Magnetic properties, anisotropy parameters and magnetocaloric effect of flux grown MnFe4Si3 single crystal

•MnFe4Si3 (Mn0.86Fe4.24Si2.90) single crystal successfully grown by flux method.•In contrast to former studies, no hysteresis observed at ferromagnetic transition.•Analysis of the magnetocaloric effect confirms second-order magnetic transition.•Large magnetic anisotropy with c being the hard axis in single crystal.•Agreement on anisotropy scheme between polycrystalline and single crystal.•Quantitative determination of anisotropy constant over a large temperature range. The transition-metal based alloy MnFe4Si3 not only is a potential candidate for room temperature magnetocaloric applications, but also shows a large magnetic anisotropy forming an interesting case study in the search for rare-earth free permanent magnets. However, former polycrystalline and single crystal studies led to major disagreements about the order of the magnetic transition and the magnetocrystalline anisotropy scheme, which are two essential points for the understanding of this alloy. Here, magnetic, magnetocaloric properties and the magnetic anisotropy of MnFe4Si3 (Mn~0.86Fe~4.24Si~2.90) are investigated on a high quality single crystal grown by flux method, and compared to polycrystalline materials.
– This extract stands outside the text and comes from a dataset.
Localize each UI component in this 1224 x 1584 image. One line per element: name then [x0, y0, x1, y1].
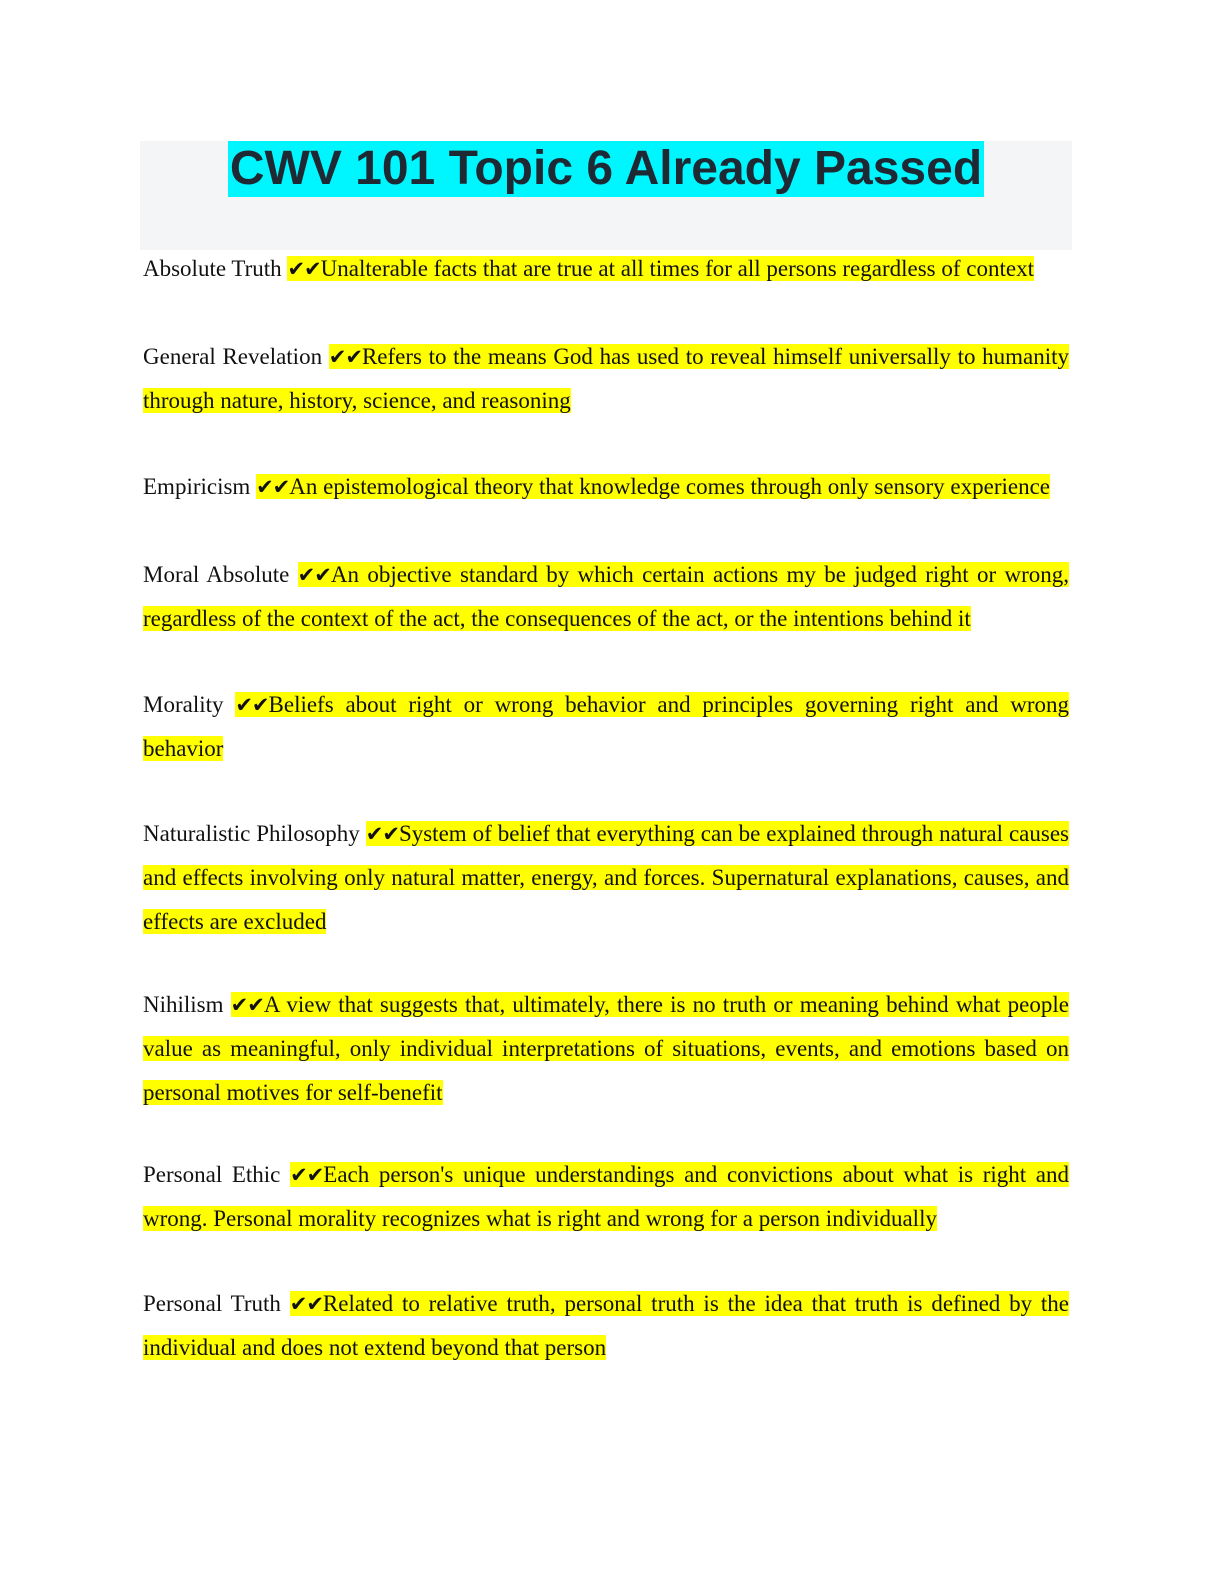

Using the recently proposed criterion of field dependence of the magnetocaloric effect, we show that the ferromagnetic transition is more likely to be of second order, which is fully compatible with the absence of thermal hysteresis at the ferromagnetic transition in the present MnFe4Si3 crystal. The c axis is confirmed to be the hard magnetic axis, both in single crystal and polycrystalline MnFe4Si3, and a large, dominant, K1 anisotropy constant (~−2.5 MJ m−3) is found at low temperatures.